- Helen Knubel, from a 1958 publication
- Born: July 10, 1901 New York City, US
- Died: July 23, 1992 (aged 91) Bronxville, New York, US
- Occupation: Archivist
- Parent: Frederick Hermann Knubel

= Helen Knubel =

American archivist (1901–1992)

Helen M. Knubel (July 10, 1901 – July 23, 1992) was an American archivist for the National Lutheran Council from 1954 to 1971.

== Early life ==
Helen M. Knubel was born in New York City, the daughter of Frederick Hermann Knubel and Christine A. Ritscher Knubel. Her father was president of the United Lutheran Church in America from 1918 to 1944. Her brother, Frederick R. Knubel, was head of the United Lutheran Synod of New York and New England.

Knubel survived polio as a teenager, and used a wheelchair. She attended The New School for Social Research, the Biblical Seminary of New York, and trained as a librarian at Columbia University.

== Career ==
Knubel worked as an archivist for the National Lutheran Council from 1954 to 1971, and "was considered the foremost archivist of the history of the Lutheran Church in North America," noted her obituary in The New York Times. She was founder and director of the Oral History of Cooperative Lutheranism in America project.

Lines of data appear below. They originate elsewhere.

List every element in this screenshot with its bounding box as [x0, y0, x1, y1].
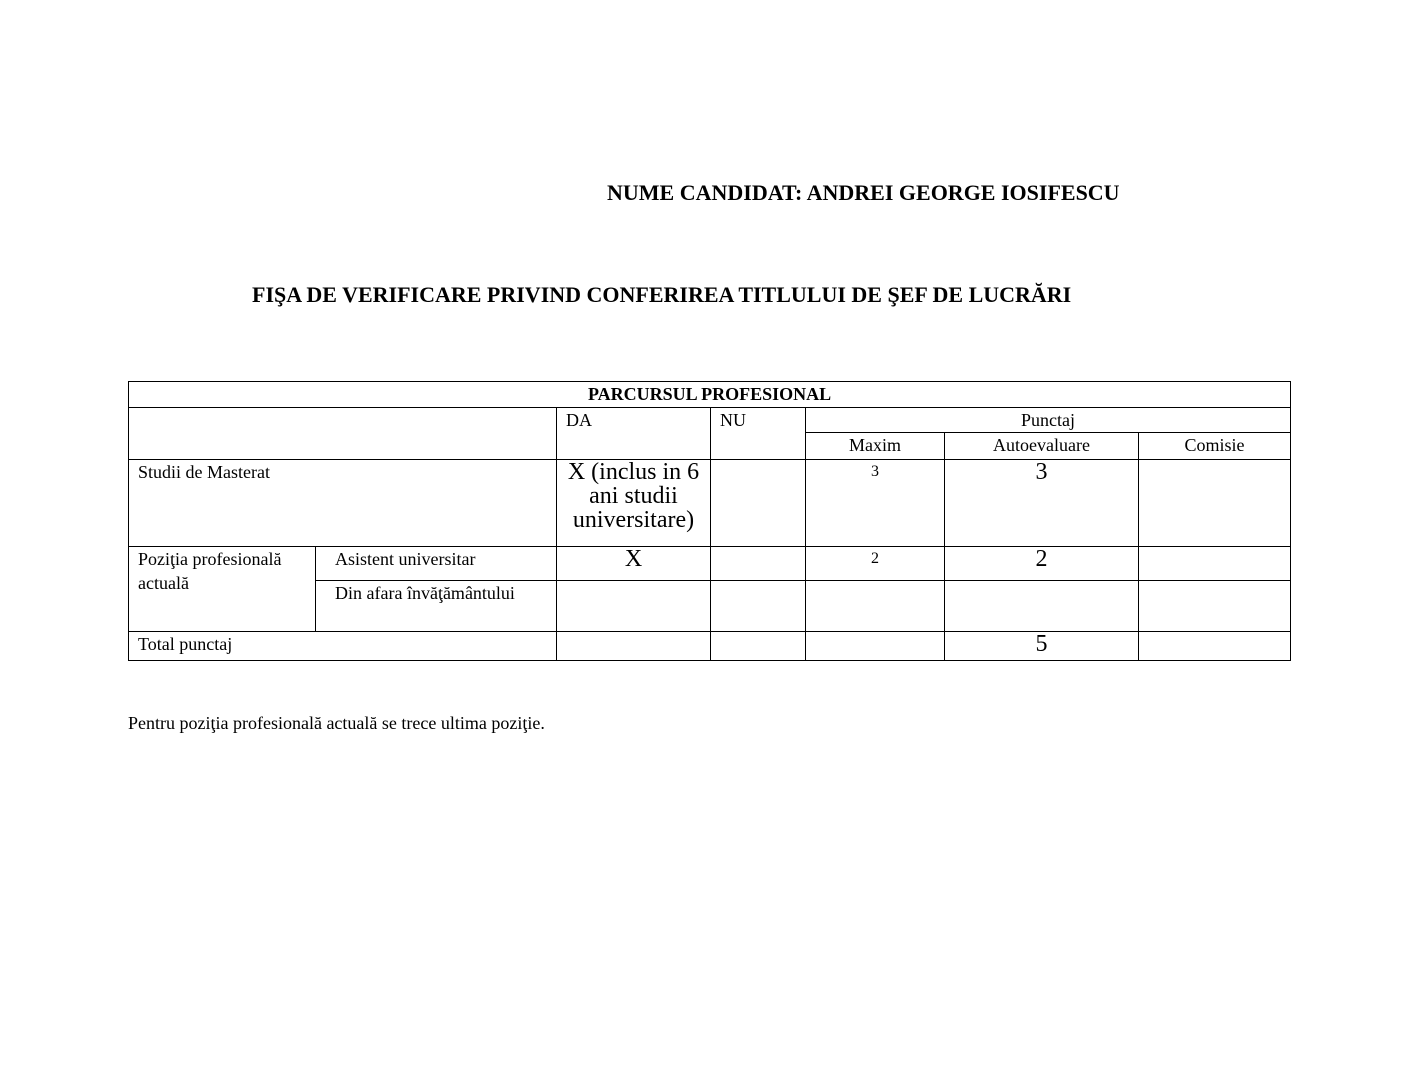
table-row	[129, 408, 1291, 433]
col-header-comisie: Comisie	[1139, 433, 1291, 460]
masterat-da: X (inclus in 6 ani studii universitare)	[557, 460, 711, 547]
section-title: PARCURSUL PROFESIONAL	[129, 382, 1291, 408]
asistent-comisie	[1139, 547, 1291, 581]
asistent-maxim: 2	[806, 547, 945, 581]
table-row	[129, 382, 1291, 408]
col-header-nu: NU	[711, 408, 806, 460]
din-afara-maxim	[806, 581, 945, 632]
col-header-maxim: Maxim	[806, 433, 945, 460]
col-header-punctaj: Punctaj	[806, 408, 1291, 433]
masterat-autoevaluare: 3	[945, 460, 1139, 547]
header-empty-cell	[129, 408, 557, 460]
asistent-da: X	[557, 547, 711, 581]
din-afara-da	[557, 581, 711, 632]
total-autoevaluare: 5	[945, 632, 1139, 661]
table-row	[129, 632, 1291, 661]
din-afara-comisie	[1139, 581, 1291, 632]
candidate-name: NUME CANDIDAT: ANDREI GEORGE IOSIFESCU	[607, 180, 1120, 205]
asistent-autoevaluare: 2	[945, 547, 1139, 581]
din-afara-nu	[711, 581, 806, 632]
total-nu	[711, 632, 806, 661]
total-maxim	[806, 632, 945, 661]
masterat-comisie	[1139, 460, 1291, 547]
masterat-maxim: 3	[806, 460, 945, 547]
table-row	[129, 460, 1291, 547]
masterat-nu	[711, 460, 806, 547]
col-header-autoevaluare: Autoevaluare	[945, 433, 1139, 460]
document-title: FIŞA DE VERIFICARE PRIVIND CONFERIREA TITLULUI DE ŞEF DE LUCRĂRI	[252, 282, 1072, 307]
masterat-label: Studii de Masterat	[129, 460, 557, 547]
asistent-nu	[711, 547, 806, 581]
table-row	[129, 547, 1291, 581]
din-afara-autoevaluare	[945, 581, 1139, 632]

She was the author of An Introductory Guide to Lutheran Archives (1981), and The Oral History Collection of the Archives of Cooperative Lutheranism (1984 and 1987, with Alice M. Kendrick). She was also editor of the annual Lutheran Church Directory for the United States and Canada.

Knubel had a scholarly interest in early American book illustration. She wrote "Alexander Anderson and Early American Book Illustration" (Princeton University Library Chronicle, 1940), and owned fourteen of Anderson's original printing blocks.

== Personal life ==
Helen Knubel died in 1992 in a hospital in Bronxville, New York, aged 91 years. Her grave is in Brooklyn's Green-Wood Cemetery. The Helen M. Knubel Archives of Cooperative Lutheranism are housed at the ELCA Archives in Elk Grove Village, Illinois.